13. The only other point that needs to be looked into for the period prior to 25-3-1982 is the question of time bar. It was the common ground of both parties before us that the assessments were provisional under Rule 9B of the Central Excise Rules, 1944. The department's point is that they were provisional only for the disputed issue of post-manufacturing expenses and not for the disputed issue of related person and hence the assessments on the count of related person should be considered as final and the consequential refund time barred for the period earlier than six months. In support of this argument, the learned representative of the department cited the Madras High Court judgment in the case of Chinai Bottling Company [1986 (24) ELT 3 (Madras)]. It was held in this judgment that payment could be considered under protest only for the ground of protest and not for any other ground. The learned representative of the department stated that since the object of protest as well as provisional assessment was the same - to avoid the bar of limitation -the ratio of the Madras High Court judgment' on protest should hold good for provisional assessment as well.
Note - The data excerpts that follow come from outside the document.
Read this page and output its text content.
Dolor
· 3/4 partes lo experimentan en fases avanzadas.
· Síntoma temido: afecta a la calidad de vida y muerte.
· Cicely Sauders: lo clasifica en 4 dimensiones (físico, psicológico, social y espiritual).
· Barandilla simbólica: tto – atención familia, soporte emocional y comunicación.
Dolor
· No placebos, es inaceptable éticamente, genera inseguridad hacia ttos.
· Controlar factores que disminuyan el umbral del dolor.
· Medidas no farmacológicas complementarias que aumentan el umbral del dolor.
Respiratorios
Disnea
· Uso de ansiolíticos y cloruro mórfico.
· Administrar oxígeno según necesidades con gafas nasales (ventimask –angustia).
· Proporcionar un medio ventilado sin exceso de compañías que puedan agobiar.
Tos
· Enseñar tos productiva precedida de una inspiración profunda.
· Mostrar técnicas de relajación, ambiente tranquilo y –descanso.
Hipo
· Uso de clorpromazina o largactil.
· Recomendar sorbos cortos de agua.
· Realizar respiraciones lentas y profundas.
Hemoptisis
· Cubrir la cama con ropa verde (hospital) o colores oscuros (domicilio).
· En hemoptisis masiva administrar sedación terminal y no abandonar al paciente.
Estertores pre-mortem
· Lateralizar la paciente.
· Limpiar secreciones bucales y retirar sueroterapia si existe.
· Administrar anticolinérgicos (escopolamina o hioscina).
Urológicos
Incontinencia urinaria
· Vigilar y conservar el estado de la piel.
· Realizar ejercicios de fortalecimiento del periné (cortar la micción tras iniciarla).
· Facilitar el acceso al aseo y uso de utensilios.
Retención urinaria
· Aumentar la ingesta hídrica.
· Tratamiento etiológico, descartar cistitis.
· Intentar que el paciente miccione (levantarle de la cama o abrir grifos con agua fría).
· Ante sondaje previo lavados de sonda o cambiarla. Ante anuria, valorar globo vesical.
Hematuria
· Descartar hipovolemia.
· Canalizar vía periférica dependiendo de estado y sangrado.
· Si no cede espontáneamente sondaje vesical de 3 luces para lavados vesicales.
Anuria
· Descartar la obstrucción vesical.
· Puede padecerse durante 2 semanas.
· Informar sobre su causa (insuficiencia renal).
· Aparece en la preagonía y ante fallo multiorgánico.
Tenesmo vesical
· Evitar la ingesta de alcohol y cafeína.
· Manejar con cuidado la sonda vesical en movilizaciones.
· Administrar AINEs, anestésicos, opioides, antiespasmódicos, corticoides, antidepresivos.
The assessee replied that the analogy sought to be drawn by the learned representative of the department between protest and provisional assessment was not correct inasmuch as while Rule 233 B(1) required the grounds of protest to be specified, there was no such requirement in Rule 9B or in B13 bond. The assessee cited the rulings at 1978 (2) ELT 3 416 (SC) National Tobacco Company, 1983 (12) ELT 216 (Bombay) - D.N. Kohli v. Krishna Silicate Glass Works and 1986 (25) ELT 821 (Tribunal) Siemens (India) Ltd. Thane and Ors. v. Collector of Central Excise - and asserted that the Tribunal had been taking the consisting view that provisional assessments, for whatever reason provisional, were provisional for all purposes. We agree with the assessee. Section 11B of the Act, relating to refunds, specifically provides that -

"in a case where duty of excise is paid provisionally under this Act or the rules made thereunder, the date of adjustment of duty after the final assessment thereof".

The above provision makes no distinction based on the reason for the provisional assessment. Consequently, it is not possible to hold that the assessments were provisional for one ground of dispute but were final for the other ground. Provisional assessments have to be treated as provisional for all purposes. Since the assessments in the present case are still provisional, pending resolution of the dispute on the question of related person, we hold that consequential refund accuring to the assessee for the period prior to 25-3-1982 will not be hit by the time bar of Section 11B.

14. For the period from 25-3-1982 onwards, the only point which we are required to clarify, in pursuance of the Kerala High Court order dated 5-8-1987 on the assessee's writ petition, relates to deduction of equalised octroi. The learned representative of the department stated very fairly that he had no objection in principle to equalise octroi being deducted from the assessable value. He pointed out that in the order-in-original, the Assistant Collector had declined to exclude equalised octroi not on the ground of principle but because the assessee had failed to produce the evidence of payment of octroi before him. We agree with the learned representative of the department. We order that subject to verification of the amounts by the Assistant Collector, equalised octroi should be excluded from the assessable value.

15. To sum up, our orders are that ;

(1) Prior to 25-3-1982, Crompton was not a related person of the assessee but the department would be entitled to add the amounts of salaries of the Chief Executive and the Works Manager of the assessee towards the assessee's price realisation from Crompton on pro-rata basis.

(2) Consequential refund on re-determination of the assessable value by the Assistant Collector will accrue to the assessee without the time bar of six months; and (3) From 25-3-1982 equalised octroi will be excluded while determining the assessable value of the goods.

The 15 appeals are disposed of in the above terms.